The fund is expected to increase the fleet's market share; however, it cannot depend on the state budget, which is in a difficult situation, Thu noted.
The maritime restructuring project 2020, which has been approved by the Ministry of Transport, considers sea transport as the key part of maritime services, as it can offer low-cost, high-quality services.
"The government has allowed "socialisation," [which mobilises capital from various economic sectors], for developing the maritime sector. We can invite foreign organisations, businesses, and individuals to make capital investments," Thu remarked.
"If we allow foreign investors to contribute capital rate up to 49 per cent, we will attract many sources of foreign capital to take part in the country's sea transport operation," he added.
Thu pointed out that businesses should strengthen coordination with producers, exporters and importers to seek transport contracts and regularly create closed logistics services.
"Our domestic fleet is weak. We have more than 1,800 vessels; however, most of them are small-tonnage vessels and the number of cargo ships and oil tankers is minimal," Thu observed.
The sector has some 600 businesses operating in the field of sea transport, of which, more than 500 are private and operating on a small scale, which account for one-fourth of the businesses' total capacity.
One of the disadvantages of the domestic fleet is its average age, which is high at nearly 18 years. A foreign fleet's average age is around 10.
In 2014, the Vietnamese fleets carried 98.5 million tonnes of goods, a slight increase of 0.13 per cent from the previous year. However, marine trade activities still face numerous difficulties and fierce competition. Domestic ships can currently undertake only 10-12 per cent of the import-export seaway transport market share.
Most of the ships are operating in Southeast Asia and Northeast Asia, while they have yet to set routes to countries in the EU and the US, the two major importers of goods from Viet Nam.
According to Deputy General Secretary of the Viet Nam Seafood Exporters and Producers (VASEP) Nguyen Hoai Nam, the seafood sector's products are mostly frozen, and therefore, they are exported by cold cargo ship and mainly by sea.
However, Nam noted, the country's cargo freight is rather high, as the domestic logistics fee is higher than that of countries such as Thailand, China, and Singapore. This has been posing difficulties for domestic export businesses.

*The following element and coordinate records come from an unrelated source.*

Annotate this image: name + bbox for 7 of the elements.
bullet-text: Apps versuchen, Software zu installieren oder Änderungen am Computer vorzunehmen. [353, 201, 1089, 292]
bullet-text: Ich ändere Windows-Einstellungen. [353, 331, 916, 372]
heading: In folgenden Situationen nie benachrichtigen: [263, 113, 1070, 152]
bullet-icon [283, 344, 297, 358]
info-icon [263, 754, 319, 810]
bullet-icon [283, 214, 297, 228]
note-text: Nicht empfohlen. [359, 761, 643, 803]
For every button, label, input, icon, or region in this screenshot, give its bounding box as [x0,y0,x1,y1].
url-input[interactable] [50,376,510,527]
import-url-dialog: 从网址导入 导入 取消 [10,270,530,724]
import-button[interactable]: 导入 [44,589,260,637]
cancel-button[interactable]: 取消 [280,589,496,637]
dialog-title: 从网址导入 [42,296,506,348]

As Viet Nam joins the ASEAN Economic Community as well as fulfills its commitments as a member of the World Trade Organisation, it will create more opportunities and challenges for domestic sea transport businesses.
The domestic sea transport business will need to make all efforts to develop its operations, especially in studying international regulations and normal transport practices in the region.
Long seaways face fierce competition in the market. It's necessary to restructure and maintain fleets in order to develop services when the world's sea transport market recovers.